Por: David A. Rosenthal (*)
“A Rainha Esther do século XVI” ou “La Senhora” (HaGevirah)
“Doña Gracia, Doña Gracia, Doña Gracia Nuestro Amor / Doña Gracia, Doña Gracia, Doña Gracia Por Favor”. Canto sefárdico de Bnei Anusim.
Janna ou Hanna Nasi (mais tarde Gracia, como Janna significa dar graças em hebraico erudito), conhecida em Portugal, Espanha, Itália e Turquia como “A Senhora”, “A Rainha” ou “A Senhora”, não é apenas a mulher judia mais famosa da Renascença, mas também uma das mulheres mais importantes deste período na Europa e no Império Otomano.
Ela foi precursora dos bancos europeus – a primeira mulher banqueira – e do Sionismo, porque 500 anos antes sonhou com um estado para os judeus em Israel. Era também da dinastia davídica, ou seja, descendente da Casa de David – Malchut Beit David – pois o seu apelido Nasi significa “príncipe” e alude à figura do “Patriarca dos Judeus” no exílio.
Lisboa, 1510. Esta é a data e local de nascimento de Dona Gracia, após o exílio judeu espanhol, devido à vil expulsão dos judeus dos reinos de Castela e Leão, assim como de Aragão.
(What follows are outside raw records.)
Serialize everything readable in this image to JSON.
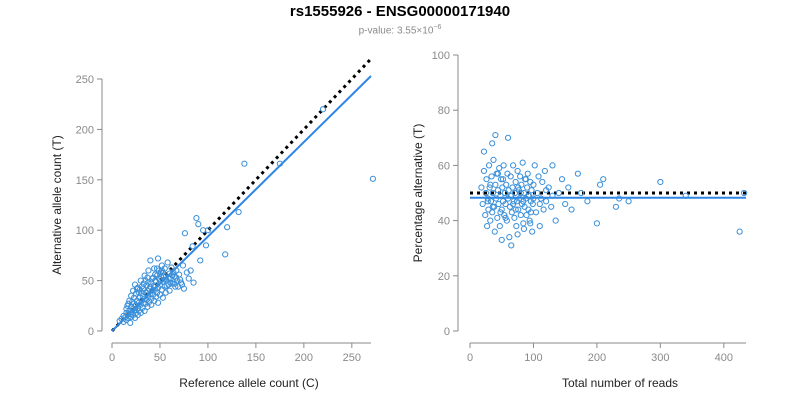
{
  "title": "rs1555926 - ENSG00000171940",
  "subtitle": {
    "prefix": "p-value: 3.55×10",
    "exponent": "−6"
  },
  "colors": {
    "points": "#3a8fd9",
    "fit_line": "#2f86e6",
    "reference_line": "#000000",
    "axis": "#8a8a8a"
  },
  "chart_data": [
    {
      "type": "scatter",
      "xlabel": "Reference allele count (C)",
      "ylabel": "Alternative allele count (T)",
      "xlim": [
        0,
        270
      ],
      "ylim": [
        0,
        250
      ],
      "xticks": [
        0,
        50,
        100,
        150,
        200,
        250
      ],
      "yticks": [
        0,
        50,
        100,
        150,
        200,
        250
      ],
      "grid": false,
      "lines": [
        {
          "style": "dotted",
          "color": "#000000",
          "x": [
            0,
            270
          ],
          "y": [
            0,
            270
          ]
        },
        {
          "style": "solid",
          "color": "#2f86e6",
          "x": [
            0,
            270
          ],
          "y": [
            0,
            253
          ]
        }
      ],
      "points": [
        [
          8,
          10
        ],
        [
          10,
          12
        ],
        [
          12,
          9
        ],
        [
          12,
          15
        ],
        [
          14,
          14
        ],
        [
          15,
          11
        ],
        [
          15,
          18
        ],
        [
          16,
          16
        ],
        [
          17,
          13
        ],
        [
          18,
          20
        ],
        [
          19,
          17
        ],
        [
          20,
          14
        ],
        [
          20,
          24
        ],
        [
          21,
          19
        ],
        [
          22,
          22
        ],
        [
          22,
          16
        ],
        [
          23,
          27
        ],
        [
          24,
          21
        ],
        [
          24,
          13
        ],
        [
          25,
          25
        ],
        [
          25,
          18
        ],
        [
          26,
          30
        ],
        [
          27,
          23
        ],
        [
          27,
          16
        ],
        [
          28,
          28
        ],
        [
          28,
          20
        ],
        [
          29,
          33
        ],
        [
          30,
          26
        ],
        [
          30,
          18
        ],
        [
          31,
          30
        ],
        [
          31,
          38
        ],
        [
          32,
          23
        ],
        [
          32,
          35
        ],
        [
          33,
          28
        ],
        [
          33,
          42
        ],
        [
          34,
          32
        ],
        [
          34,
          20
        ],
        [
          35,
          38
        ],
        [
          35,
          27
        ],
        [
          36,
          45
        ],
        [
          36,
          31
        ],
        [
          37,
          24
        ],
        [
          37,
          40
        ],
        [
          38,
          34
        ],
        [
          38,
          48
        ],
        [
          39,
          29
        ],
        [
          40,
          37
        ],
        [
          40,
          44
        ],
        [
          41,
          32
        ],
        [
          41,
          26
        ],
        [
          42,
          40
        ],
        [
          42,
          52
        ],
        [
          43,
          36
        ],
        [
          44,
          30
        ],
        [
          44,
          45
        ],
        [
          45,
          41
        ],
        [
          45,
          56
        ],
        [
          46,
          34
        ],
        [
          46,
          49
        ],
        [
          47,
          38
        ],
        [
          47,
          62
        ],
        [
          48,
          43
        ],
        [
          48,
          28
        ],
        [
          49,
          52
        ],
        [
          50,
          46
        ],
        [
          50,
          36
        ],
        [
          51,
          58
        ],
        [
          52,
          41
        ],
        [
          52,
          65
        ],
        [
          53,
          49
        ],
        [
          53,
          33
        ],
        [
          54,
          55
        ],
        [
          55,
          44
        ],
        [
          55,
          62
        ],
        [
          56,
          38
        ],
        [
          57,
          50
        ],
        [
          58,
          68
        ],
        [
          59,
          46
        ],
        [
          60,
          57
        ],
        [
          60,
          40
        ],
        [
          61,
          52
        ],
        [
          62,
          63
        ],
        [
          63,
          47
        ],
        [
          64,
          58
        ],
        [
          65,
          54
        ],
        [
          66,
          44
        ],
        [
          67,
          60
        ],
        [
          68,
          50
        ],
        [
          70,
          56
        ],
        [
          72,
          48
        ],
        [
          74,
          65
        ],
        [
          75,
          42
        ],
        [
          78,
          58
        ],
        [
          80,
          52
        ],
        [
          82,
          60
        ],
        [
          85,
          48
        ],
        [
          16,
          25
        ],
        [
          18,
          30
        ],
        [
          20,
          35
        ],
        [
          22,
          40
        ],
        [
          24,
          46
        ],
        [
          26,
          42
        ],
        [
          28,
          38
        ],
        [
          30,
          50
        ],
        [
          34,
          55
        ],
        [
          38,
          60
        ],
        [
          40,
          70
        ],
        [
          44,
          62
        ],
        [
          48,
          72
        ],
        [
          52,
          60
        ],
        [
          15,
          22
        ],
        [
          17,
          27
        ],
        [
          19,
          8
        ],
        [
          21,
          29
        ],
        [
          23,
          33
        ],
        [
          25,
          37
        ],
        [
          27,
          43
        ],
        [
          29,
          41
        ],
        [
          31,
          44
        ],
        [
          33,
          47
        ],
        [
          35,
          50
        ],
        [
          37,
          53
        ],
        [
          39,
          42
        ],
        [
          41,
          47
        ],
        [
          43,
          53
        ],
        [
          45,
          50
        ],
        [
          47,
          55
        ],
        [
          49,
          60
        ],
        [
          51,
          54
        ],
        [
          53,
          58
        ],
        [
          55,
          51
        ],
        [
          57,
          45
        ],
        [
          59,
          52
        ],
        [
          61,
          48
        ],
        [
          63,
          55
        ],
        [
          65,
          47
        ],
        [
          67,
          53
        ],
        [
          69,
          44
        ],
        [
          71,
          51
        ],
        [
          73,
          46
        ],
        [
          76,
          97
        ],
        [
          88,
          112
        ],
        [
          90,
          106
        ],
        [
          98,
          85
        ],
        [
          92,
          70
        ],
        [
          95,
          100
        ],
        [
          120,
          103
        ],
        [
          118,
          76
        ],
        [
          132,
          118
        ],
        [
          138,
          166
        ],
        [
          175,
          166
        ],
        [
          220,
          220
        ],
        [
          272,
          151
        ],
        [
          84,
          84
        ],
        [
          100,
          100
        ]
      ]
    },
    {
      "type": "scatter",
      "xlabel": "Total number of reads",
      "ylabel": "Percentage alternative (T)",
      "xlim": [
        0,
        435
      ],
      "ylim": [
        0,
        100
      ],
      "xticks": [
        0,
        100,
        200,
        300,
        400
      ],
      "yticks": [
        0,
        20,
        40,
        60,
        80,
        100
      ],
      "grid": false,
      "lines": [
        {
          "style": "dotted",
          "color": "#000000",
          "x": [
            0,
            435
          ],
          "y": [
            50,
            50
          ]
        },
        {
          "style": "solid",
          "color": "#2f86e6",
          "x": [
            0,
            435
          ],
          "y": [
            48.3,
            48.3
          ]
        }
      ],
      "points": [
        [
          18,
          52
        ],
        [
          20,
          46
        ],
        [
          22,
          58
        ],
        [
          24,
          42
        ],
        [
          25,
          50
        ],
        [
          26,
          55
        ],
        [
          27,
          38
        ],
        [
          28,
          48
        ],
        [
          29,
          44
        ],
        [
          30,
          60
        ],
        [
          31,
          52
        ],
        [
          32,
          40
        ],
        [
          33,
          47
        ],
        [
          34,
          56
        ],
        [
          35,
          43
        ],
        [
          36,
          50
        ],
        [
          37,
          62
        ],
        [
          38,
          45
        ],
        [
          39,
          36
        ],
        [
          40,
          53
        ],
        [
          41,
          48
        ],
        [
          42,
          57
        ],
        [
          43,
          41
        ],
        [
          44,
          51
        ],
        [
          45,
          46
        ],
        [
          46,
          59
        ],
        [
          47,
          38
        ],
        [
          48,
          49
        ],
        [
          49,
          55
        ],
        [
          50,
          44
        ],
        [
          51,
          52
        ],
        [
          52,
          47
        ],
        [
          53,
          60
        ],
        [
          54,
          42
        ],
        [
          55,
          50
        ],
        [
          56,
          46
        ],
        [
          57,
          53
        ],
        [
          58,
          40
        ],
        [
          59,
          57
        ],
        [
          60,
          48
        ],
        [
          61,
          51
        ],
        [
          62,
          34
        ],
        [
          63,
          45
        ],
        [
          64,
          56
        ],
        [
          65,
          49
        ],
        [
          66,
          43
        ],
        [
          67,
          52
        ],
        [
          68,
          60
        ],
        [
          69,
          47
        ],
        [
          70,
          41
        ],
        [
          71,
          50
        ],
        [
          72,
          54
        ],
        [
          73,
          38
        ],
        [
          74,
          47
        ],
        [
          75,
          58
        ],
        [
          76,
          44
        ],
        [
          77,
          51
        ],
        [
          78,
          48
        ],
        [
          79,
          56
        ],
        [
          80,
          42
        ],
        [
          81,
          53
        ],
        [
          82,
          46
        ],
        [
          83,
          61
        ],
        [
          84,
          39
        ],
        [
          85,
          50
        ],
        [
          86,
          45
        ],
        [
          87,
          55
        ],
        [
          88,
          48
        ],
        [
          89,
          42
        ],
        [
          90,
          52
        ],
        [
          91,
          57
        ],
        [
          92,
          44
        ],
        [
          93,
          49
        ],
        [
          94,
          40
        ],
        [
          95,
          54
        ],
        [
          96,
          47
        ],
        [
          97,
          51
        ],
        [
          98,
          36
        ],
        [
          99,
          46
        ],
        [
          100,
          53
        ],
        [
          102,
          60
        ],
        [
          104,
          43
        ],
        [
          106,
          50
        ],
        [
          108,
          56
        ],
        [
          110,
          38
        ],
        [
          112,
          48
        ],
        [
          114,
          54
        ],
        [
          116,
          44
        ],
        [
          118,
          58
        ],
        [
          120,
          47
        ],
        [
          124,
          52
        ],
        [
          128,
          45
        ],
        [
          130,
          60
        ],
        [
          135,
          40
        ],
        [
          140,
          50
        ],
        [
          145,
          55
        ],
        [
          150,
          46
        ],
        [
          155,
          52
        ],
        [
          160,
          44
        ],
        [
          170,
          57
        ],
        [
          175,
          50
        ],
        [
          185,
          47
        ],
        [
          200,
          39
        ],
        [
          205,
          53
        ],
        [
          210,
          55
        ],
        [
          230,
          45
        ],
        [
          235,
          48
        ],
        [
          250,
          47
        ],
        [
          300,
          54
        ],
        [
          340,
          49
        ],
        [
          425,
          36
        ],
        [
          432,
          50
        ],
        [
          40,
          71
        ],
        [
          60,
          70
        ],
        [
          22,
          65
        ],
        [
          35,
          68
        ],
        [
          50,
          33
        ],
        [
          65,
          31
        ],
        [
          75,
          35
        ],
        [
          85,
          37
        ],
        [
          95,
          39
        ],
        [
          28,
          47
        ],
        [
          32,
          53
        ],
        [
          36,
          45
        ],
        [
          44,
          57
        ],
        [
          48,
          43
        ],
        [
          52,
          55
        ],
        [
          56,
          41
        ],
        [
          64,
          49
        ],
        [
          68,
          46
        ],
        [
          72,
          44
        ],
        [
          76,
          52
        ],
        [
          80,
          50
        ],
        [
          84,
          47
        ],
        [
          88,
          55
        ],
        [
          92,
          49
        ],
        [
          96,
          43
        ],
        [
          100,
          48
        ],
        [
          110,
          46
        ],
        [
          120,
          51
        ],
        [
          130,
          49
        ]
      ]
    }
  ]
}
No entanto, Portugal repetiria esta história, pois os judeus seriam expulsos em 1497 por ordem do Rei D. Manuel I de Portugal, incitados pela Monarquia Hispânica ou também conhecidos como a “Monarquia Católica” e a Igreja Católica. A única opção em ambos os casos era a conversão ao cristianismo.
Embora a família aristocrática de Dona Gracia Mendes – como ela ficaria mais tarde conhecida – tivesse mudado para o que restava da Península Ibérica “livre” da perseguição dos judeus, estes tiveram de se converter ao catolicismo. Como resultado da situação que se tinha espalhado por toda a península, até Portugal. Além disso, apenas cerca de 600 famílias, das cerca de 100.000 que fugiram de Espanha para Portugal, puderam instalar-se, uma vez que foi necessário pagar uma taxa elevada para obter uma autorização de residência permanente da coroa de João II de Portugal, apelidado de “príncipe tirano”.
Assim, o nome da pequena Janna, nascida como uma “nova cristã” era Beatriz de Luna Miques. A Casa de Luna – de nobre dinastia – era uma família judaica convertida de Pamplona, sediada em Aragão – o Nasí originalmente – com influência na sociedade e na política. O seu pai foi Shmuel Nasí (Ávaro de Luna Miques) e a sua mãe Felipa Mendes (Benveniste), casados em Lisboa.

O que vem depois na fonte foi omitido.